Fernando Fernández is a Professor of Computer Science at Universidad Carlos III de Madrid since 2005. He received his Ph.D. degree in Computer Science from University Carlos III of Madrid (UC3M) in 2003. He received his B.Sc. in 1999 from UC3M, also in Computer Science. Since 2001, he became assistant and associate professor at UC3M. In the fall of 2000, Fernando was a visiting student at the Center for Engineering Science Advanced Research at Oak Ridge National Laboratory (Tennessee). He was also a postdoctoral fellow at the Computer Science Department of Carnegie Mellon University (visit his old web page at CMU) since October 2004 until December 2005. He is the recipient of a pre-doctoral FPU fellowship award from Spanish Ministry of Education (MEC), a Doctoral Prize from UC3M, and a MEC-Fulbright postdoctoral Fellowship. He has more than 30 journal and conference papers, mainly in the field of machine learning and planning. He has advised 3 Ph.D. thesis.

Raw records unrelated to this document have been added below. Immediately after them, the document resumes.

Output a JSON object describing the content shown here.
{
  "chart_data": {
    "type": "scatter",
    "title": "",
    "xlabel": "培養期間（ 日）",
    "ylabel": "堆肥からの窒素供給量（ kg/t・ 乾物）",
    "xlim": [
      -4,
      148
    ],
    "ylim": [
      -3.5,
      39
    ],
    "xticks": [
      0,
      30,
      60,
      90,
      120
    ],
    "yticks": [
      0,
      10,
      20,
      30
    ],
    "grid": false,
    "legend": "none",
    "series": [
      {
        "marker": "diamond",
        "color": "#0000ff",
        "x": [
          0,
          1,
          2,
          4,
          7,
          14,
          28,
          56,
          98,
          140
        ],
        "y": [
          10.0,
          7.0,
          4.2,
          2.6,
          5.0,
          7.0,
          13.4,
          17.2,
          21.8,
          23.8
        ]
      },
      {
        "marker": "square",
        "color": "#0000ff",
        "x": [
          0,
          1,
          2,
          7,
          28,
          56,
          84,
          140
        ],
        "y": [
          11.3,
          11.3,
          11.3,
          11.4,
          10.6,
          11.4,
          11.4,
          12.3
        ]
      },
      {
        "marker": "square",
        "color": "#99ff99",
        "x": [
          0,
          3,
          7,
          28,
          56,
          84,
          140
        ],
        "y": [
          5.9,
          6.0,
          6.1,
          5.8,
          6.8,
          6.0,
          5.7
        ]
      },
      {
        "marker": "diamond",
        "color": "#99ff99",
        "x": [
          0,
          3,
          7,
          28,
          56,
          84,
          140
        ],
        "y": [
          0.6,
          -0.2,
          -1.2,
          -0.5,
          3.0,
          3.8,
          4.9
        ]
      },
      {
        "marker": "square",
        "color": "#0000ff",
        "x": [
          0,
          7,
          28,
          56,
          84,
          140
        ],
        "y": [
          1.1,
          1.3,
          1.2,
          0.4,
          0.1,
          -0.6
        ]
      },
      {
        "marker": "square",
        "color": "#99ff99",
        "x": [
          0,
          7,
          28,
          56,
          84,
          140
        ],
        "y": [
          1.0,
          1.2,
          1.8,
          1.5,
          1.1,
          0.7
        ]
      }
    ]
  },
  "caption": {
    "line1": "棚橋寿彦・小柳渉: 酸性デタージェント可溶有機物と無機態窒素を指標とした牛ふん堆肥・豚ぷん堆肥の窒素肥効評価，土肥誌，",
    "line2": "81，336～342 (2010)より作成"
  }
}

Daniel Borrajo is a Professor of Computer Science at Universidad Carlos III de Madrid since 1998. He received his Ph.D. in Computer Science in 1990 and B.S. in Computer Science both at Universidad Politcnica de Madrid. He has published over 150 journal and conference papers mainly in the fields of problem solving methods (heuristic search, automated planning and game playing) and machine learning. He has been the PI and/or participated in over 30 research projects and networks funded at all levels (regional, national and European). He has been the Program Co-chair of the International Conference of Automated Planning and Scheduling (ICAPS’13), Conference co-chair of the Symposium of Combinatorial Search (SoCS’12, SoCS’11) and ICAPS’06, Chair of the Spanish conference on AI (CAEPIA’07), PC member of conferences as IJCAI (senior PC at IJCAI’07, ’11 and ’13), AAAI, ICAPS, ICML, or ECML. He has advised 14 Ph.D. thesis, and is currently member and treasurer of the ICAPS Council.